A decade ago -- in May 1993 -- this column first mentioned unusually bright little children who are also unusually late in beginning to speak. Unknown to me at the time, this set in motion some remarkable developments which have not yet run their course.
Letters from parents of such children in various parts of the country led to the creation of a support group of 55 families that kept in touch with one another, largely by mail, but also by phone and even some personal visits between parents in different states. It also led to two books, the most recent of which -- The Einstein Syndrome -- included research by Professor Stephen Camarata, a speech pathologist at the Vanderbilt University Medical Center and himself a late-talker.
Professor Camarata has his own support group of more than 600 families of late-talking children, spread across the United States and extending overseas. He is spearheading research on children with extraordinary abilities who nevertheless may not speak a complete sentence until they are three or four years old -- or older.

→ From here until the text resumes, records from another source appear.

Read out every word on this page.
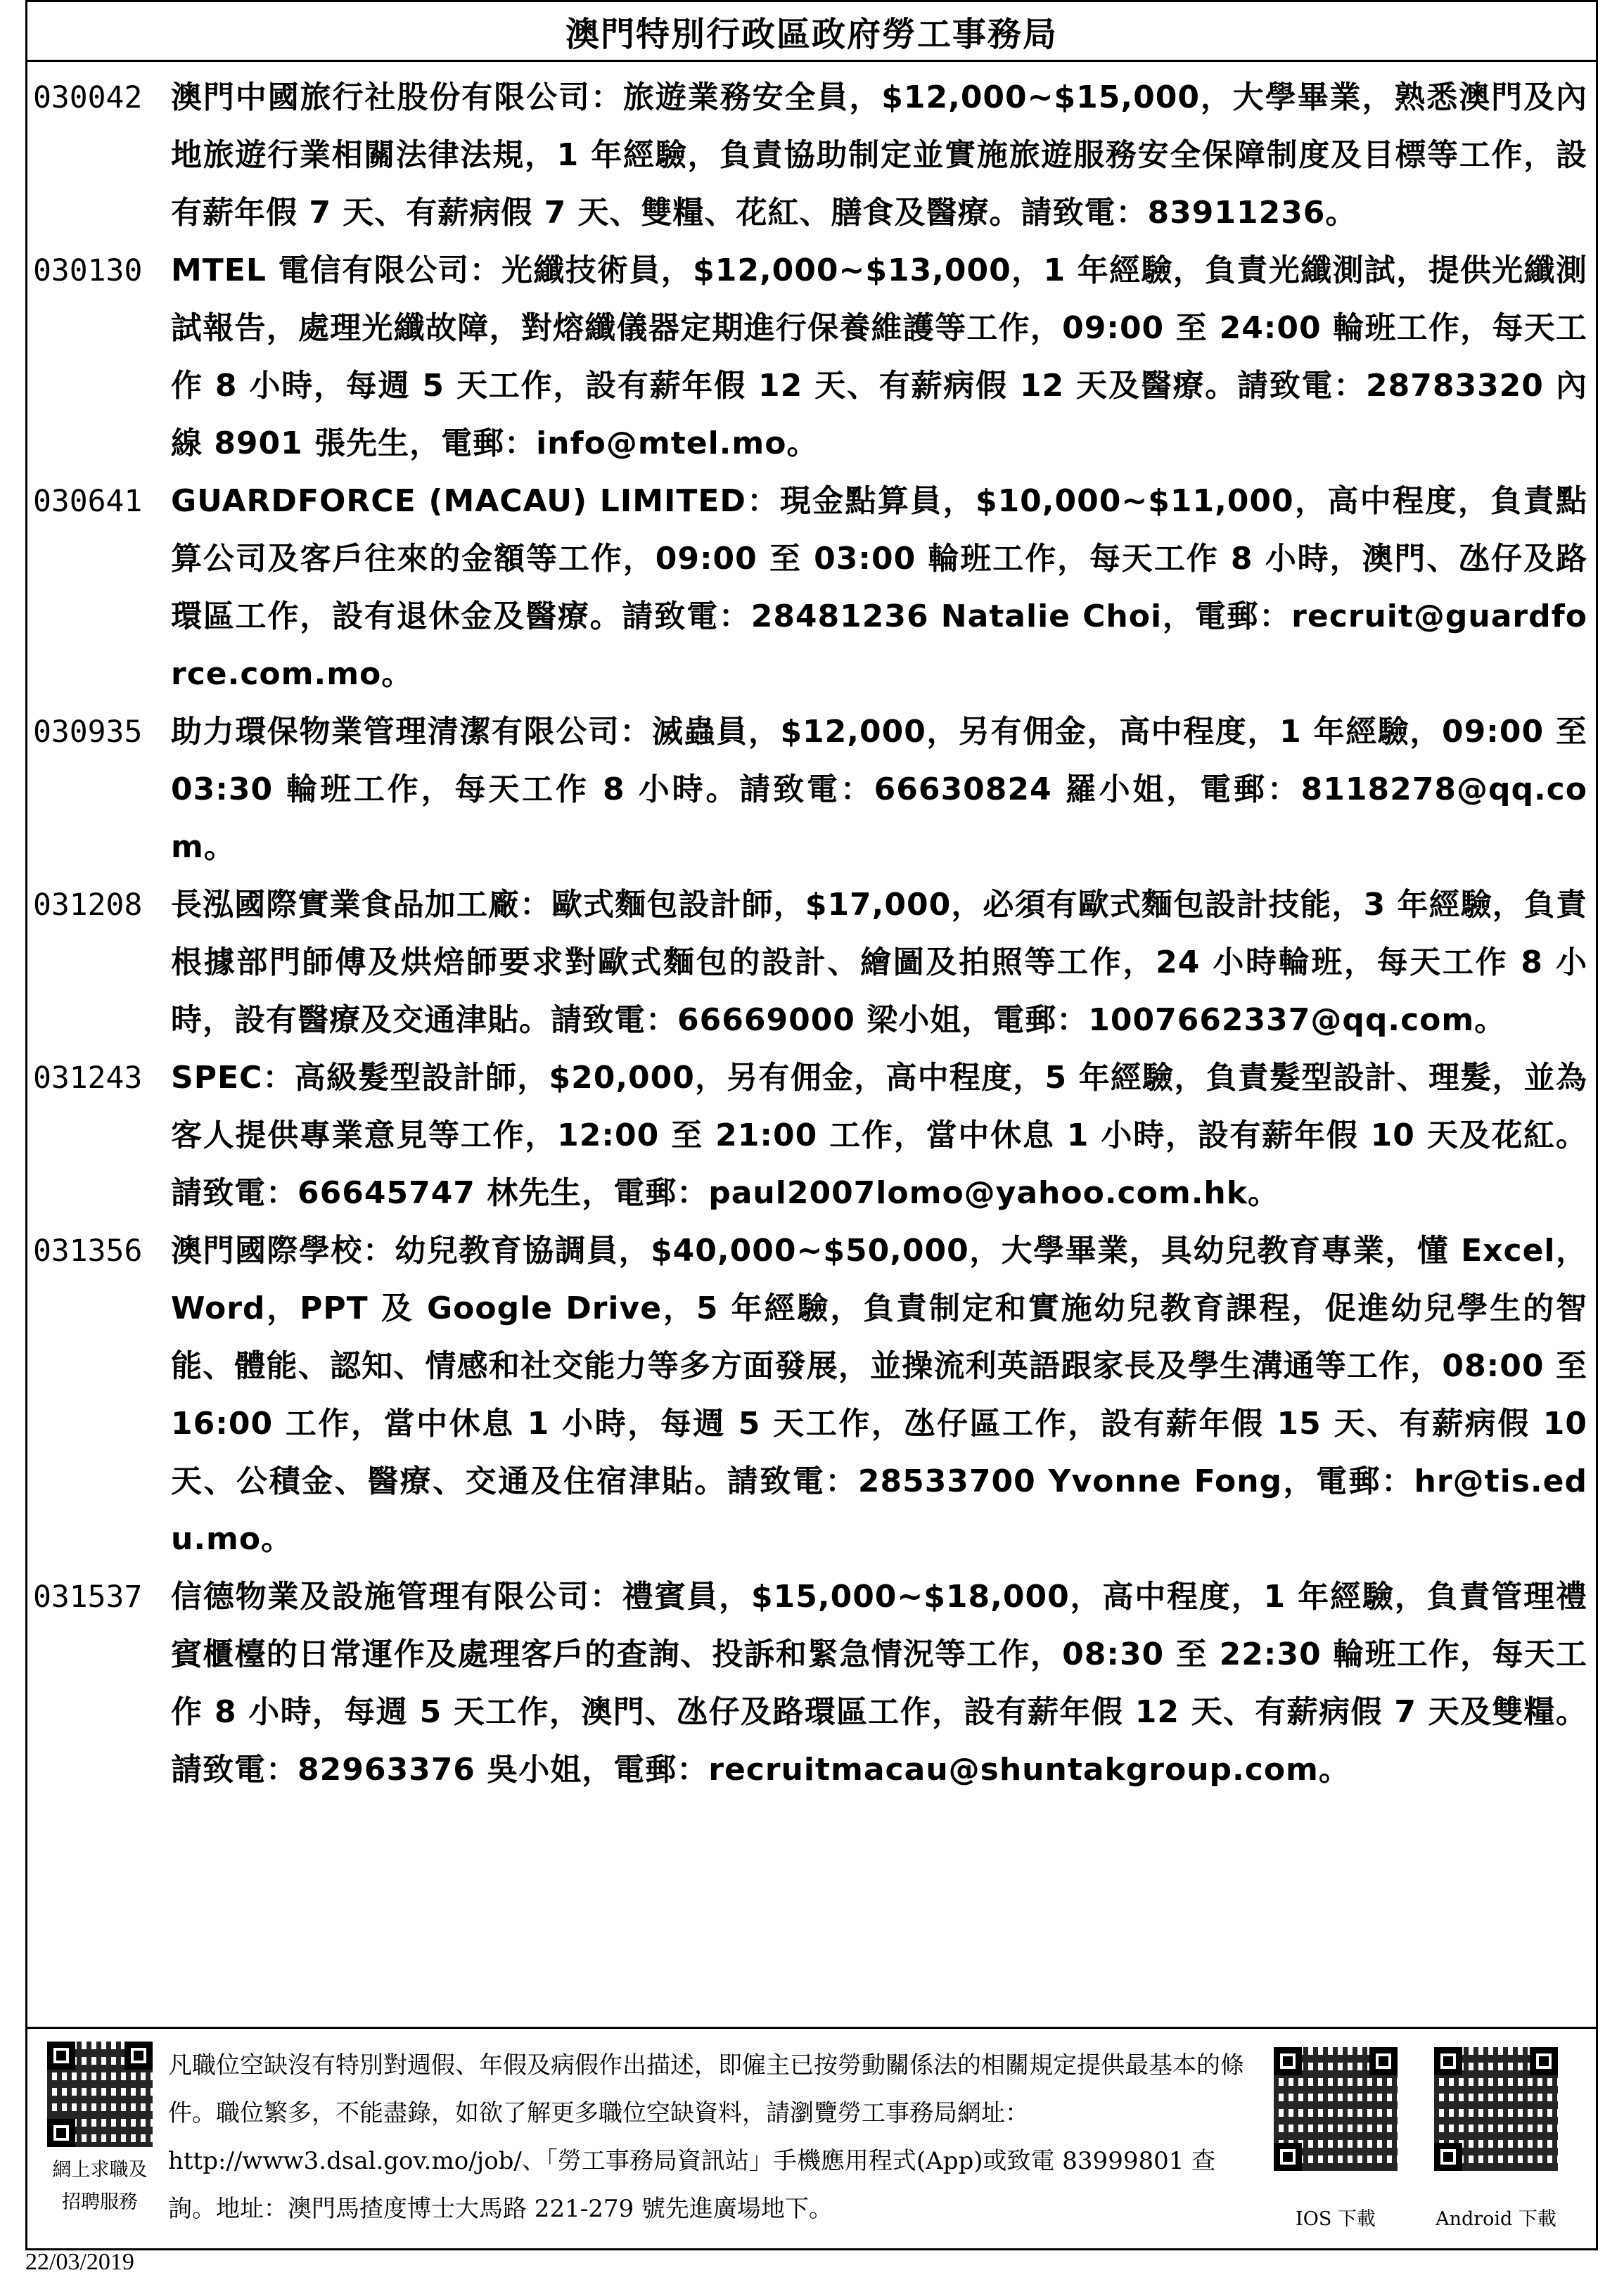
澳門特別行政區政府勞工事務局
030042 澳門中國旅行社股份有限公司：旅遊業務安全員，$12,000~$15,000，大學畢業，熟悉澳門及內地旅遊行業相關法律法規，1 年經驗，負責協助制定並實施旅遊服務安全保障制度及目標等工作，設有薪年假 7 天、有薪病假 7 天、雙糧、花紅、膳食及醫療。請致電：83911236。
030130 MTEL 電信有限公司：光纖技術員，$12,000~$13,000，1 年經驗，負責光纖測試，提供光纖測試報告，處理光纖故障，對熔纖儀器定期進行保養維護等工作，09:00 至 24:00 輪班工作，每天工作 8 小時，每週 5 天工作，設有薪年假 12 天、有薪病假 12 天及醫療。請致電：28783320 內線 8901 張先生，電郵：info@mtel.mo。
030641 GUARDFORCE (MACAU) LIMITED：現金點算員，$10,000~$11,000，高中程度，負責點算公司及客戶往來的金額等工作，09:00 至 03:00 輪班工作，每天工作 8 小時，澳門、氹仔及路環區工作，設有退休金及醫療。請致電：28481236 Natalie Choi，電郵：recruit@guardforce.com.mo。
030935 助力環保物業管理清潔有限公司：滅蟲員，$12,000，另有佣金，高中程度，1 年經驗，09:00 至 03:30 輪班工作，每天工作 8 小時。請致電：66630824 羅小姐，電郵：8118278@qq.com。
031208 長泓國際實業食品加工廠：歐式麵包設計師，$17,000，必須有歐式麵包設計技能，3 年經驗，負責根據部門師傅及烘焙師要求對歐式麵包的設計、繪圖及拍照等工作，24 小時輪班，每天工作 8 小時，設有醫療及交通津貼。請致電：66669000 梁小姐，電郵：1007662337@qq.com。
031243 SPEC：高級髮型設計師，$20,000，另有佣金，高中程度，5 年經驗，負責髮型設計、理髮，並為客人提供專業意見等工作，12:00 至 21:00 工作，當中休息 1 小時，設有薪年假 10 天及花紅。請致電：66645747 林先生，電郵：paul2007lomo@yahoo.com.hk。
031356 澳門國際學校：幼兒教育協調員，$40,000~$50,000，大學畢業，具幼兒教育專業，懂 Excel，Word，PPT 及 Google Drive，5 年經驗，負責制定和實施幼兒教育課程，促進幼兒學生的智能、體能、認知、情感和社交能力等多方面發展，並操流利英語跟家長及學生溝通等工作，08:00 至 16:00 工作，當中休息 1 小時，每週 5 天工作，氹仔區工作，設有薪年假 15 天、有薪病假 10 天、公積金、醫療、交通及住宿津貼。請致電：28533700 Yvonne Fong，電郵：hr@tis.edu.mo。
031537 信德物業及設施管理有限公司：禮賓員，$15,000~$18,000，高中程度，1 年經驗，負責管理禮賓櫃檯的日常運作及處理客戶的查詢、投訴和緊急情況等工作，08:30 至 22:30 輪班工作，每天工作 8 小時，每週 5 天工作，澳門、氹仔及路環區工作，設有薪年假 12 天、有薪病假 7 天及雙糧。請致電：82963376 吳小姐，電郵：recruitmacau@shuntakgroup.com。
網上求職及
招聘服務
凡職位空缺沒有特別對週假、年假及病假作出描述，即僱主已按勞動關係法的相關規定提供最基本的條件。職位繁多，不能盡錄，如欲了解更多職位空缺資料，請瀏覽勞工事務局網址：http://www3.dsal.gov.mo/job/、「勞工事務局資訊站」手機應用程式(App)或致電 83999801 查詢。地址：澳門馬揸度博士大馬路 221-279 號先進廣場地下。	IOS 下載	Android 下載
22/03/2019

Albert Einstein was the most famous such person but there have been many others. One of the most remarkable late-talkers was a boy in India, born into a poor family named Ramanujan during the era of British rule there. He somehow came into possession of a book on mathematics, written by a leading British mathematician.
Young Ramanujan went through the book and taught himself mathematics. Then he went on to derive further mathematical implications on his own. Eventually, his work was recognized at Cambridge University and he was brought to England, where he was elected a Fellow of the Royal Society.
Music is another area in which some late-talking children have been remarkable. Famed nineteenth-century pianist Clara Schumann and famed twentieth-century pianist Arthur Rubinstein were both late-talking child prodigies.
Not all the children with what we call the Einstein syndrome become famous, of course. But whatever their levels of achievement or prominence, they have tended to have a pattern that includes remarkable abilities in what a professor at UCLA's Neuropsychiatric Institute called "the three M's -- music, math, and memory."
The children in both my group and Professor Camarata's group tend to excel in mastering logic-based systems, whether mathematics, chess, pianos, or computers. More than four-fifths of these children are boys but the few girls among them share the same over-all pattern.